Ario’s lamp promises to gently restore your circadian rhythm

03.11.2015
Our ability to control our environment—including the ability erase the difference between day and night—can result in serious health problems. Several companies offer light bulbs that can alter their glow to match the 24-hour cycle of natural light, so that our internal body clock can maintain a healthy sleep-wake routine. Ario aims to do those efforts one better by manufacturing not just a bulb but an entire lamp.

The Ario lamp is designed to mimic the sun by altering not just the color of light produced by its LED bulb, but also the direction of its light. You start your day with an invigorating bluish hue cast up and down, and that light gradually transforms to a relaxing, downcast amber by evening.

The lamp can be controlled via a mobile app over Wi-Fi, according to the company, but the Ario lamp is fully capable of functioning autonomously. It intelligently calculates the appropriate variations in light based on the lamp’s geographical location, the time of day, seasonal and local weather patterns, and your daily schedule. The lamp is rated to produce 2400 lumens and consume 30 watts of power at peak brightness.

Ario is taking preorders for the Ario lamp an early-bird price of $199 as part of its Kickstarter crowd-funding campaign, and it expects to ship the lamp to backers sometime around the middle of next year.

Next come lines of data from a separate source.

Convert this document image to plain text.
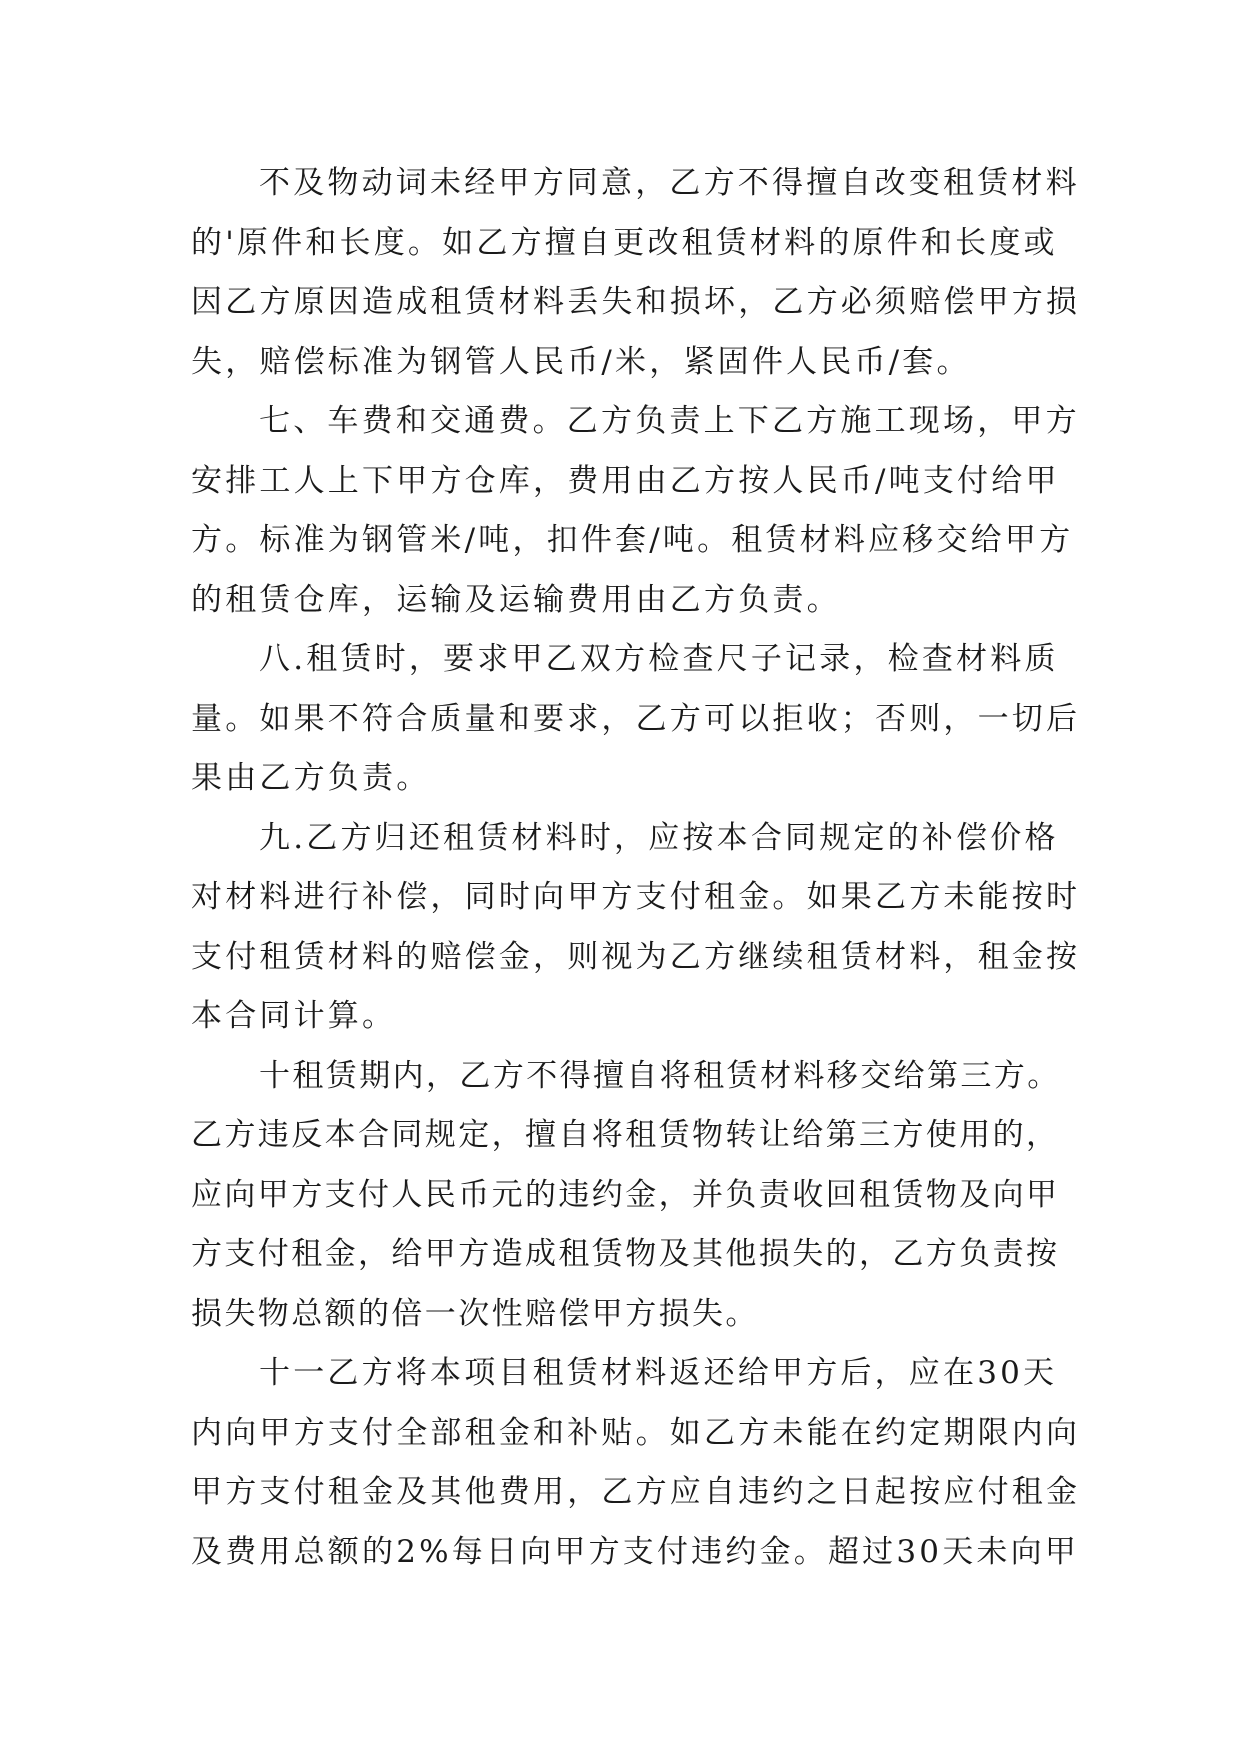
不及物动词未经甲方同意，乙方不得擅自改变租赁材料
的'原件和长度。如乙方擅自更改租赁材料的原件和长度或
因乙方原因造成租赁材料丢失和损坏，乙方必须赔偿甲方损
失，赔偿标准为钢管人民币/米，紧固件人民币/套。

七、车费和交通费。乙方负责上下乙方施工现场，甲方
安排工人上下甲方仓库，费用由乙方按人民币/吨支付给甲
方。标准为钢管米/吨，扣件套/吨。租赁材料应移交给甲方
的租赁仓库，运输及运输费用由乙方负责。

八.租赁时，要求甲乙双方检查尺子记录，检查材料质
量。如果不符合质量和要求，乙方可以拒收；否则，一切后
果由乙方负责。

九.乙方归还租赁材料时，应按本合同规定的补偿价格
对材料进行补偿，同时向甲方支付租金。如果乙方未能按时
支付租赁材料的赔偿金，则视为乙方继续租赁材料，租金按
本合同计算。

十租赁期内，乙方不得擅自将租赁材料移交给第三方。
乙方违反本合同规定，擅自将租赁物转让给第三方使用的，
应向甲方支付人民币元的违约金，并负责收回租赁物及向甲
方支付租金，给甲方造成租赁物及其他损失的，乙方负责按
损失物总额的倍一次性赔偿甲方损失。

十一乙方将本项目租赁材料返还给甲方后，应在30天
内向甲方支付全部租金和补贴。如乙方未能在约定期限内向
甲方支付租金及其他费用，乙方应自违约之日起按应付租金
及费用总额的2%每日向甲方支付违约金。超过30天未向甲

Why this matters: The copious amounts of artificial light in which we bathe each day can wreak havoc with our circadian rhythm—our internal body clock, which has evolved to take cues from nature’s day-night light cycle. And the growing use of smartphones and tablets at night time is particularly harmful, as their screens tend to emit a blue light that tends to suppress production of the sleep-inducing hormone melatonin. While there is no real substitute to being out and about during the day and blocking blue light at night, products like the Ario lamp can definitely help.

“For thousands of years, humans have lived by the sun’s natural light-dark cycle. With the invention of artificial lights and modern electronics, our bodies no longer have proper cues of light color, intensity, and direction,” Ario co-founder and CEO Brian Hoskins said in a press release.